I don't remember the last time I had a fever either, maybe 24 years ago as well.  Anyway, I truly got to understand what it's like for my kids when they have a fever.   They don't need much at all except a nice warm bed, plenty of fluids, and rest.  All desire to move and engage goes away, and during the fever you don't really care about moving anyway.  I was completely content to do absolutely nothing but lay under the covers alternating between chills and hot flashes.  The whole time a part of me was observing and thinking - this has to be over soon, this can't really be real.  I awoke Monday to another day with a fever, headache, chills and hot flashes.  I called in sick to work which again is noteworthy.  Still, the whole time a part of me continued thinking, this can't be real, this can't really be the flu, I'm sure I'll be fine tomorrow.  And then I went online and checked flu symptoms.  I had them all.   Okay, so I have the flu. 

It is now Tuesday.  My fever is gone, but my energy has not returned.  My headache remains, and the focus of this virus has now gone to my sinuses and lungs.  Fun.  Really fun.  I woke up today convinced I was going to school tomorrow.   I will now wait until tomorrow morning to decide this.  Based on this moment I would say no.  But healing is mystical.  

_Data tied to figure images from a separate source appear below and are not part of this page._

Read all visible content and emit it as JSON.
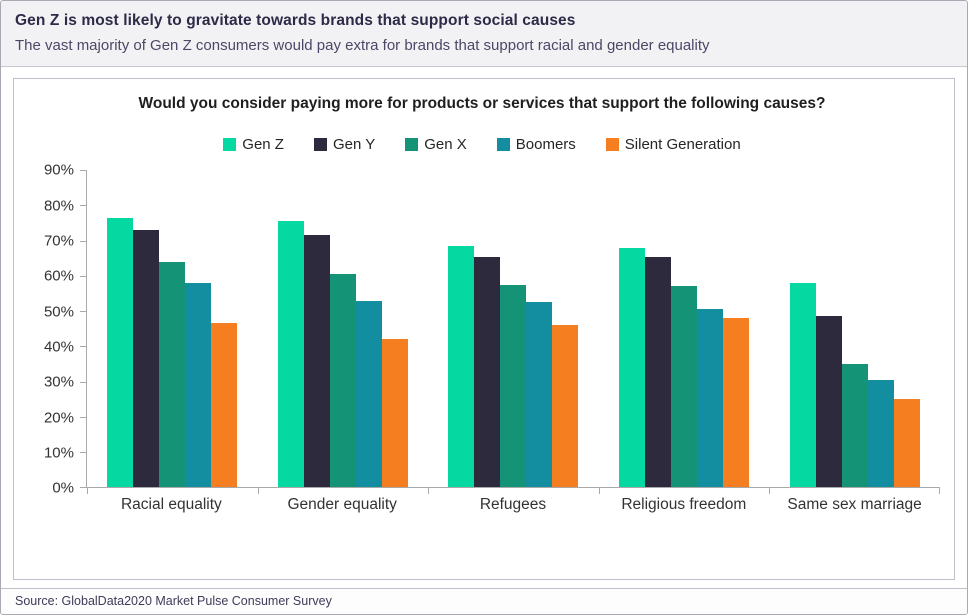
{
  "header": {
    "title": "Gen Z is most likely to gravitate towards brands that support social causes",
    "subtitle": "The vast majority of Gen Z consumers would pay extra for brands that support racial and gender equality"
  },
  "footer": {
    "source": "Source: GlobalData2020 Market Pulse Consumer Survey"
  },
  "chart_data": {
    "type": "bar",
    "title": "Would you consider paying more for products or services that support the following causes?",
    "categories": [
      "Racial equality",
      "Gender equality",
      "Refugees",
      "Religious freedom",
      "Same sex marriage"
    ],
    "series": [
      {
        "name": "Gen Z",
        "color": "#05d8a0",
        "values": [
          76.5,
          75.5,
          68.5,
          68.0,
          58.0
        ]
      },
      {
        "name": "Gen Y",
        "color": "#2e2a3e",
        "values": [
          73.0,
          71.5,
          65.5,
          65.5,
          48.5
        ]
      },
      {
        "name": "Gen X",
        "color": "#159377",
        "values": [
          64.0,
          60.5,
          57.5,
          57.0,
          35.0
        ]
      },
      {
        "name": "Boomers",
        "color": "#128ea0",
        "values": [
          58.0,
          53.0,
          52.5,
          50.5,
          30.5
        ]
      },
      {
        "name": "Silent Generation",
        "color": "#f57e20",
        "values": [
          46.5,
          42.0,
          46.0,
          48.0,
          25.0
        ]
      }
    ],
    "axis": {
      "ymin": 0,
      "ymax": 90,
      "step": 10,
      "tick_format": "percent"
    },
    "legend_position": "top",
    "grid": false
  }
}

Late last night I was awake from 2:00 in the morning until nearly 5 o'clock am.  I used this time wisely.  I had a lovely bout of anxiety about all of the things I am missing at work, have to do, and I created mental list upon mental list until I had worked myself up into a worried mess of tangled thoughts.  It must have been another path of the virus: create mental torture in the victim about all the things they are neglecting while they lay there on the couch mending. 

So, with me down and Anna in a cast we've had to rely on our friends and family.  Anders and Kuba have been picked up and dropped off at school each day, my sister and friends have been stopping at the grocery store for us picking up essentials so we can make lunches and have milk in the house.  And as I watch my friends guide my children out to their cars on the way to school I must say I am so struck by how many kind loving people we know.   And I feel lucky, in spite of the damn flu. 

Monday, January 7, 2013

"It's Gonna Plunge!"

We sometimes have a problem with our toilet overflowing.   If you've ever had this problem you know the panic associated with the realization that it's going to overflow.   The boys have been witness to this more than once and Kuba has developed a bit of anxiety when he flushes.   He opens the bathroom door to ensure a quick escape, and then starts exclaiming. "It's gonna plunge, I know it's gonna plunge!!"  Fear and excitement all part of his emotional tone.   I love that he has adopted the word plunge to mean overflow...as we are always saying "get the plunger" if it does look as if it's overflowing.  Mind you, it doesn't happen that often, but clearly enough drama has ensued to make this little guy a bit concerned about the toilet "plunging."